My greatest fear in relationship is that she leaves. She leaves and my life is destroyed.
This fear comes from my childhood. I have idyllic memories of my early childhood. I remember my parents being head-over-heels in love with each other. I remember being head-over-heels in love with both of them, with my family.
Then, I remember my mom yelling at my dad. Then she left. It was as though my heart was ripped from my chest.
I remember witnessing my father's pain, first hand, the sorrow, the helplessness. He seemed pitiful, powerless, pathetic, and I felt the same way. I was even more pathetic and powerless. I could feel it.
As an adult, doing shadow work, I see how I internalized the feeling of shame and helplessness that I felt from my dad. Small children are unable to distinguish "feeling bad" from "being bad". The story that I took away from this life-shattering process was that it was because I was "bad" that my mom left, that my life was ruined.
It wasn't an intellectual or conscious understanding. It was something I felt in my gut, that I encoded in my subconscious, then buried.
Looking back, I can see the way that this fear shaped my relationships.
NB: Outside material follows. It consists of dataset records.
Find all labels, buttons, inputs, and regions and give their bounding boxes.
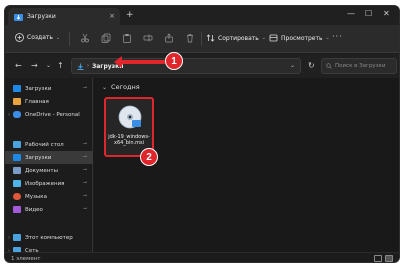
forward-arrow-icon[interactable]: →	[31, 61, 38, 70]
annotation-arrow	[114, 56, 165, 68]
tab-downloads[interactable]: Загрузки ×	[8, 8, 120, 25]
search-placeholder: Поиск в Загрузки	[335, 63, 386, 69]
item-count: 1 элемент	[11, 255, 41, 262]
annotation-callout-1: 1	[165, 52, 183, 70]
desktop-icon	[13, 141, 21, 148]
sidebar-item-label: Документы	[25, 167, 58, 174]
sidebar-item-label: OneDrive - Personal	[25, 111, 80, 118]
search-input[interactable]: Поиск в Загрузки	[321, 58, 397, 74]
sidebar-item-downloads-quick[interactable]: Загрузки ⊸	[5, 82, 93, 95]
chevron-down-icon: ⌄	[102, 83, 108, 91]
expand-icon[interactable]: ›	[5, 235, 13, 241]
sort-icon	[206, 34, 215, 42]
image-icon	[13, 180, 21, 187]
chevron-down-icon: ⌄	[325, 35, 330, 41]
music-icon	[13, 193, 21, 200]
sidebar-item-home[interactable]: Главная	[5, 95, 93, 108]
pin-icon: ⊸	[82, 167, 87, 173]
sidebar-item-label: Загрузки	[25, 85, 52, 92]
new-tab-button[interactable]: +	[126, 10, 134, 20]
view-label: Просмотреть	[281, 34, 323, 42]
back-arrow-icon[interactable]: ←	[15, 61, 22, 70]
plus-circle-icon	[15, 33, 24, 42]
view-button[interactable]: Просмотреть ⌄	[269, 34, 330, 42]
sidebar-item-this-pc[interactable]: › Этот компьютер	[5, 231, 93, 244]
refresh-icon[interactable]: ↻	[308, 61, 315, 70]
address-bar[interactable]: › Загрузки ⌄	[71, 58, 301, 74]
rename-icon[interactable]	[143, 33, 153, 43]
video-icon	[13, 206, 21, 213]
paste-icon[interactable]	[122, 33, 132, 43]
group-header-today[interactable]: ⌄ Сегодня	[102, 83, 140, 91]
tab-bar: Загрузки × + — ☐ ✕	[5, 6, 399, 25]
sidebar-item-label: Рабочий стол	[25, 141, 64, 148]
group-label: Сегодня	[111, 83, 140, 91]
sidebar-item-documents[interactable]: Документы ⊸	[5, 164, 93, 177]
create-label: Создать	[27, 34, 53, 41]
sidebar-item-label: Главная	[25, 98, 49, 105]
sidebar-item-label: Музыка	[25, 193, 47, 200]
folder-download-icon	[14, 13, 23, 21]
annotation-callout-2: 2	[140, 148, 158, 166]
sidebar-item-label: Видео	[25, 206, 43, 213]
copy-icon[interactable]	[101, 33, 111, 43]
document-icon	[13, 167, 21, 174]
download-icon	[13, 154, 21, 161]
download-icon	[77, 63, 84, 70]
pin-icon: ⊸	[82, 141, 87, 147]
status-bar: 1 элемент	[5, 252, 399, 262]
download-icon	[13, 85, 21, 92]
cut-icon[interactable]	[80, 33, 90, 43]
more-options-button[interactable]: ···	[332, 32, 343, 41]
explorer-window: Загрузки × + — ☐ ✕ Создать ⌄ Сортировать…	[4, 5, 400, 263]
close-window-button[interactable]: ✕	[383, 9, 390, 18]
sidebar-item-pictures[interactable]: Изображения ⊸	[5, 177, 93, 190]
sidebar-item-music[interactable]: Музыка ⊸	[5, 190, 93, 203]
sort-button[interactable]: Сортировать ⌄	[206, 34, 266, 42]
sidebar: Загрузки ⊸ Главная › OneDrive - Personal…	[5, 78, 93, 254]
sidebar-item-label: Изображения	[25, 180, 65, 187]
sidebar-item-videos[interactable]: Видео ⊸	[5, 203, 93, 216]
sidebar-item-label: Этот компьютер	[25, 234, 73, 241]
pin-icon: ⊸	[82, 180, 87, 186]
maximize-button[interactable]: ☐	[365, 9, 372, 18]
sort-label: Сортировать	[218, 34, 259, 42]
pin-icon: ⊸	[82, 193, 87, 199]
sidebar-item-downloads[interactable]: Загрузки ⊸	[5, 151, 93, 164]
expand-icon[interactable]: ›	[5, 112, 13, 118]
tiles-view-icon[interactable]	[385, 255, 393, 262]
pin-icon: ⊸	[82, 154, 87, 160]
delete-icon[interactable]	[185, 33, 195, 43]
chevron-down-icon[interactable]: ⌄	[46, 62, 51, 69]
installer-disc-icon	[118, 105, 142, 129]
search-icon	[326, 63, 332, 69]
chevron-down-icon: ⌄	[55, 34, 61, 41]
address-dropdown-icon[interactable]: ⌄	[290, 62, 295, 69]
address-row: ← → ⌄ ↑ › Загрузки ⌄ ↻ Поиск в Загрузки	[5, 54, 399, 78]
tab-close-icon[interactable]: ×	[109, 12, 115, 20]
command-bar: Создать ⌄ Сортировать ⌄ Просмотреть ⌄ ··…	[5, 25, 399, 53]
file-name: jdk-19_windows-x64_bin.msi	[108, 134, 150, 146]
up-arrow-icon[interactable]: ↑	[57, 61, 64, 70]
share-icon[interactable]	[164, 33, 174, 43]
chevron-down-icon: ⌄	[261, 35, 266, 41]
breadcrumb-separator-icon: ›	[87, 63, 89, 69]
view-icon	[269, 34, 278, 42]
sidebar-item-label: Загрузки	[25, 154, 52, 161]
minimize-button[interactable]: —	[347, 9, 355, 18]
file-list: ⌄ Сегодня jdk-19_windows-x64_bin.msi	[94, 78, 399, 252]
create-button[interactable]: Создать ⌄	[15, 33, 60, 42]
details-view-icon[interactable]	[374, 255, 382, 262]
home-icon	[13, 98, 21, 105]
divider	[69, 32, 70, 46]
computer-icon	[13, 234, 21, 241]
sidebar-item-onedrive[interactable]: › OneDrive - Personal	[5, 108, 93, 121]
pin-icon: ⊸	[82, 206, 87, 212]
cloud-icon	[13, 111, 21, 118]
pin-icon: ⊸	[82, 85, 87, 91]
sidebar-item-desktop[interactable]: Рабочий стол ⊸	[5, 138, 93, 151]
divider	[201, 32, 202, 46]
tab-title: Загрузки	[27, 13, 56, 20]
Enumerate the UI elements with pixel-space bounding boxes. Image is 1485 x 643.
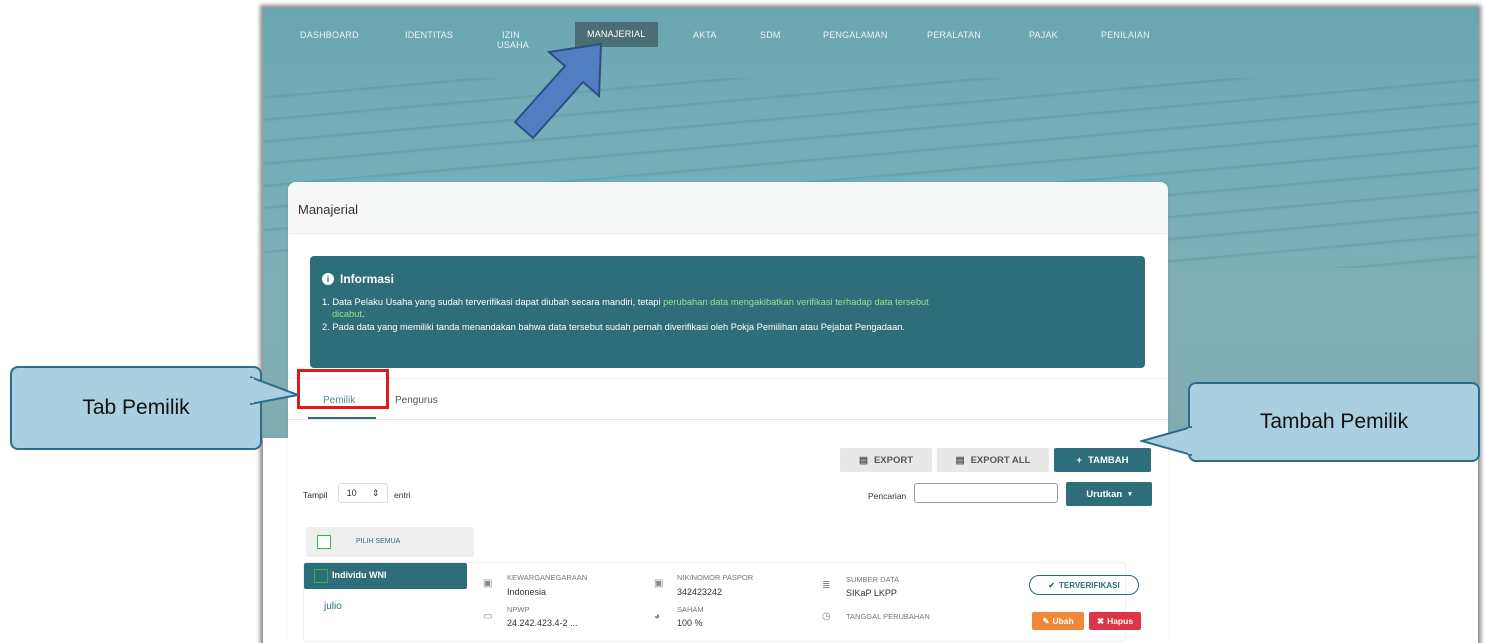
select-all-checkbox[interactable] — [317, 535, 331, 549]
saham-value: 100 % — [677, 618, 703, 628]
export-all-button[interactable]: ▤ EXPORT ALL — [937, 448, 1049, 472]
id-card-icon: ▣ — [483, 578, 493, 589]
plus-icon: + — [1076, 454, 1083, 466]
info-line-1b: dicabut. — [332, 309, 365, 319]
credit-card-icon: ▭ — [483, 611, 493, 622]
tab-bar: Pemilik Pengurus — [288, 378, 1168, 420]
highlight-box — [297, 369, 389, 409]
table-icon: ▤ — [858, 454, 868, 466]
pie-chart-icon: ◕ — [654, 611, 661, 622]
nav-pajak[interactable]: PAJAK — [1029, 30, 1058, 40]
app-window: DASHBOARD IDENTITAS IZIN USAHA MANAJERIA… — [263, 8, 1478, 643]
select-all-label: PILIH SEMUA — [356, 538, 401, 545]
callout-pointer-icon — [250, 375, 300, 406]
callout-pointer-icon — [1140, 425, 1192, 457]
nav-akta[interactable]: AKTA — [693, 30, 717, 40]
info-panel: i Informasi 1. Data Pelaku Usaha yang su… — [310, 256, 1145, 368]
show-entries-suffix: entri — [394, 490, 411, 500]
export-button[interactable]: ▤ EXPORT — [840, 448, 932, 472]
kewarganegaraan-value: Indonesia — [507, 587, 547, 597]
record-type-tag: Individu WNI — [304, 563, 467, 589]
nav-dashboard[interactable]: DASHBOARD — [300, 30, 359, 40]
sort-arrows-icon: ⇕ — [371, 487, 380, 498]
edit-icon: ✎ — [1042, 615, 1050, 626]
list-item: Individu WNI julio ▣ KEWARGANEGARAAN Ind… — [303, 562, 1141, 642]
nik-value: 342423242 — [677, 587, 723, 597]
tanggal-label: TANGGAL PERUBAHAN — [846, 612, 930, 621]
nav-pengalaman[interactable]: PENGALAMAN — [823, 30, 888, 40]
entries-select[interactable]: 10 ⇕ — [338, 483, 388, 503]
nav-identitas[interactable]: IDENTITAS — [405, 30, 453, 40]
table-icon: ▤ — [955, 454, 965, 466]
info-line-1: 1. Data Pelaku Usaha yang sudah terverif… — [322, 297, 929, 307]
page-title: Manajerial — [298, 202, 358, 217]
active-tab-indicator — [308, 417, 376, 419]
search-label: Pencarian — [868, 491, 907, 501]
nav-sdm[interactable]: SDM — [760, 30, 781, 40]
record-name: julio — [324, 601, 342, 612]
status-badge: ✔ TERVERIFIKASI — [1029, 575, 1139, 595]
nav-peralatan[interactable]: PERALATAN — [927, 30, 981, 40]
ubah-button[interactable]: ✎ Ubah — [1032, 612, 1084, 630]
info-title: Informasi — [340, 272, 395, 286]
urutkan-dropdown[interactable]: Urutkan ▾ — [1066, 482, 1152, 506]
caret-down-icon: ▾ — [1128, 491, 1132, 498]
nav-penilaian[interactable]: PENILAIAN — [1101, 30, 1150, 40]
show-entries-prefix: Tampil — [303, 490, 328, 500]
callout-tambah-pemilik: Tambah Pemilik — [1188, 382, 1480, 462]
select-all-bar[interactable]: PILIH SEMUA — [306, 527, 474, 557]
nik-label: NIK/NOMOR PASPOR — [677, 573, 754, 582]
check-icon: ✔ — [1048, 580, 1055, 590]
hapus-button[interactable]: ✖ Hapus — [1089, 612, 1141, 630]
kewarganegaraan-label: KEWARGANEGARAAN — [507, 573, 588, 582]
info-link-perubahan[interactable]: perubahan data mengakibatkan verifikasi … — [663, 297, 929, 307]
row-checkbox[interactable] — [314, 569, 328, 583]
info-icon: i — [322, 273, 334, 285]
trash-icon: ✖ — [1096, 615, 1105, 626]
id-card-icon: ▣ — [654, 578, 664, 589]
tab-pengurus[interactable]: Pengurus — [395, 395, 438, 406]
callout-tab-pemilik: Tab Pemilik — [10, 366, 262, 450]
npwp-label: NPWP — [507, 605, 530, 614]
manajerial-card: Manajerial i Informasi 1. Data Pelaku Us… — [288, 182, 1168, 643]
npwp-value: 24.242.423.4-2 ... — [507, 618, 578, 628]
search-input[interactable] — [914, 483, 1058, 503]
info-link-dicabut[interactable]: dicabut — [332, 309, 362, 319]
clock-icon: ◷ — [822, 611, 831, 622]
database-icon: ≣ — [822, 580, 831, 591]
sumber-label: SUMBER DATA — [846, 575, 900, 584]
info-line-2: 2. Pada data yang memiliki tanda menanda… — [322, 322, 905, 332]
sumber-value: SIKaP LKPP — [846, 588, 897, 598]
tambah-button[interactable]: + TAMBAH — [1054, 448, 1151, 472]
pointer-arrow-icon — [513, 42, 603, 140]
main-nav: DASHBOARD IDENTITAS IZIN USAHA MANAJERIA… — [263, 22, 1478, 62]
saham-label: SAHAM — [677, 605, 704, 614]
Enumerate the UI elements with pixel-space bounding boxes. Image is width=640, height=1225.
Early on, I would charm women and lure them in to fill the void; but I would not let myself be vulnerable. I would not open up. I would not allow myself to fall head-over-heels in love with them because at some level I knew that if I did, it would mean the pain of loss.
Later, as I learned to let myself be vulnerable, to let myself care, I made efforts to be good. Fighting away that nagging feeling that I was deeply flawed or "bad," I would do everything in my power to be the perfect boyfriend, the perfect husband. At some level, I felt that if I was good enough, I could keep her from leaving me. I could prove to her that I was "good" and not "bad".
When I did all the good things, she was delighted and I was validated. She would tell me how great I was and I would feel good. Her reassurance would push away the fear. This was my codependence cycle.
But being "good" was exhausting. It was different than just "being me." So I would crave ways to break out of the mold, break out of the role to find some escape. The moments in which I found escape, were the moments that my partner resented me. No matter how clear I was with my communication, or how much I felt I was in-control, there was always something that made her angry, uncomfortable. I suspect it was because I was being someone other than the "good" person that she had chosen to be with.
She would get angry. She would leave. My greatest fear would come true. I would feel like my world was crumbling around me.
When she came back I would vow to be "good" again. But I resented her for hurting me, for not letting me have my relief.
Being "good" became more tiresome. My need for escape became stronger. I would push the boundaries further. She would get more angry. I would become more resentful but would keep trying to be "good." Thus the relationship spiraled into demise. Thus I created my own deepest fear.
For me, salvation came in letting go of the idea of "being good". This took many forms. My coach pushed me to look at the "bad" part of myself. I did men's work and shadow work where we dove into all the messy imperfection of my true self. I experimented with BDSM where I could be brutal, domineering, and really "bad" and she LOVED it. I found a partner who was able to hold me lovingly in all my messy imperfection.
As it turns out, I'm not that bad.
The more of myself that I accept, the more free I am to just be me, the less codependent my relationships become.
It's a slow process, and the old dynamic still comes back. Recently, something upset my partner (she has her own fears and triggers). Rather than having a big fight, she chose to take some time for herself, to give us space. But all I saw was her getting mad, and her leaving. My world started to crumble around me.
Fortunately, she was able to tell me that it was not about me. The work that I have done helped me regain my wits. With a little time and reflection we were able to see the deeper beauty in each of us.
Each person has their own deepest fear. Each person has their own triggers and shadow work to address. Each person has their own ways of questioning their own value, and their own path to fully honoring their beauty and power. Each person has their own process for learning to love more fully.
Doing this work is slow. At first, it might seem useless or invisible. But as you fill your heart with love and acceptance, your world begins to change around you. Your life gets filled with more joy, love, and play. You look around at your life and think "Fuck Yes!" You feel more confident and can't help but swagger a little in everything you do. The world responds to this type of energy. Beauty is all around you, within you. You realize that you are beauty. You realize that you are divine.